North Carolina Renames Prisons Whose Names Honored Enslavers
by Matthew Clarke
On September 30, 2021, over 156 years after the end of the Civil War, the North Carolina Department of Public Safety (DPS) announced the renaming of four prisons and a drug addiction treatment facility whose previous names honored racists, enslavers, and chattel slavery.
The Morrison Correctional Institution in Hoffman was originally named after Cameron Morrison, who served as North Carolina’s governor from 1921 to 1925. Near the end of the 19th century, he was the leader of the “Red Shirts,” whose members supported white supremacy and intimidated Black voters. It will now be known as Richmond Correctional Facility.
The DART Cherry residential treatment facility in Goldsboro was named after Gregg Cherry, who served as governor from 1945 to 1949 and “advocated to drop civil rights from the Democratic party platform,” according to DPS. It is now known simply as the DART Center.
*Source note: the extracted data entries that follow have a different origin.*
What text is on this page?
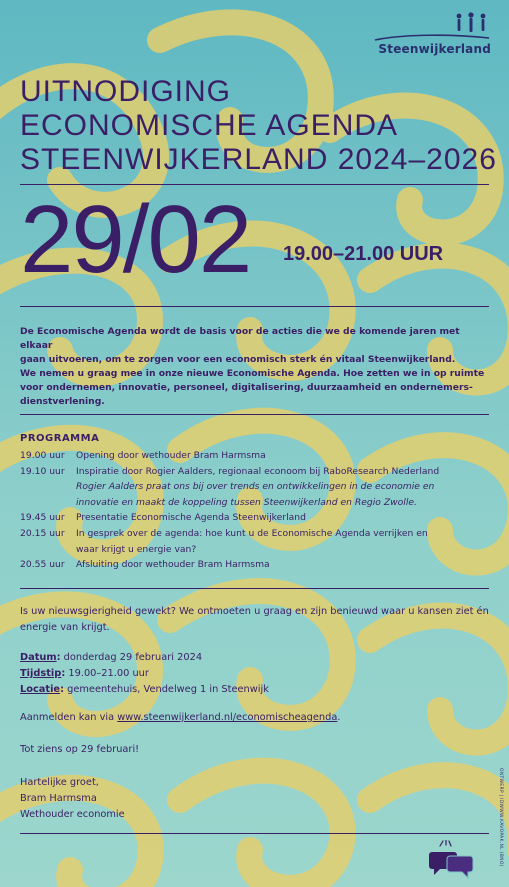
Steenwijkerland
UITNODIGING
ECONOMISCHE AGENDA
STEENWIJKERLAND 2024–2026
29/02 19.00–21.00 UUR
De Economische Agenda wordt de basis voor de acties die we de komende jaren met elkaar
gaan uitvoeren, om te zorgen voor een economisch sterk én vitaal Steenwijkerland.
We nemen u graag mee in onze nieuwe Economische Agenda. Hoe zetten we in op ruimte
voor ondernemen, innovatie, personeel, digitalisering, duurzaamheid en ondernemers-
dienstverlening.
PROGRAMMA
19.00 uur	Opening door wethouder Bram Harmsma
19.10 uur	Inspiratie door Rogier Aalders, regionaal econoom bij RaboResearch Nederland
Rogier Aalders praat ons bij over trends en ontwikkelingen in de economie en
innovatie en maakt de koppeling tussen Steenwijkerland en Regio Zwolle.
19.45 uur	Presentatie Economische Agenda Steenwijkerland
20.15 uur	In gesprek over de agenda: hoe kunt u de Economische Agenda verrijken en
waar krijgt u energie van?
20.55 uur	Afsluiting door wethouder Bram Harmsma
Is uw nieuwsgierigheid gewekt? We ontmoeten u graag en zijn benieuwd waar u kansen ziet én
energie van krijgt.
Datum: donderdag 29 februari 2024
Tijdstip: 19.00–21.00 uur
Locatie: gemeentehuis, Vendelweg 1 in Steenwijk
Aanmelden kan via www.steenwijkerland.nl/economischeagenda.
Tot ziens op 29 februari!
Hartelijke groet,
Bram Harmsma
Wethouder economie	ONTWERP | IDWWW.KAVOPAK.NL (BNO)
The Polk Correctional Institution in Butner honored Revolutionary War officer William Polk, a slave-owner. It is now known as the Grantville Correctional Institution.
The Caledonia Correctional Institution’s name referenced an antebellum slave-holding plantation located on the prison’s property in Tillery. It is now known as the Roanoke River Correctional Institution.
The name of the Swannanoa Correctional Center for Women referenced an Asheville tunnel whose construction cost the lives of numerous Black prisoners who toiled on it involuntarily in the late 1800s.
“These changes are being made to better reflect the diversity of modern-day society,” according to Commissioner of Prisons Todd Ishee. “In this day and age, it is unacceptable to maintain facility names with negative historical connotations.”
The name changes resulted from a review of the names of the almost 1,900 buildings administered by the DPS. Workers at the five renamed facilities, many of them Black, contributed to the renaming effort.
“I strongly believe that they should not have to work in facilities named to honor those who may have oppressed their ancestors,” said Ishee.
However, Ishee was silent about the prisoners caged in these facilities who are currently being oppressed. The United States seems to be unique among nations in that the side that lost the civil war got monuments, memorials and buildings named after its leaders, who in any other country would have been hanged for treason. Typically, only the winners of civil wars enjoy the spoils of victory.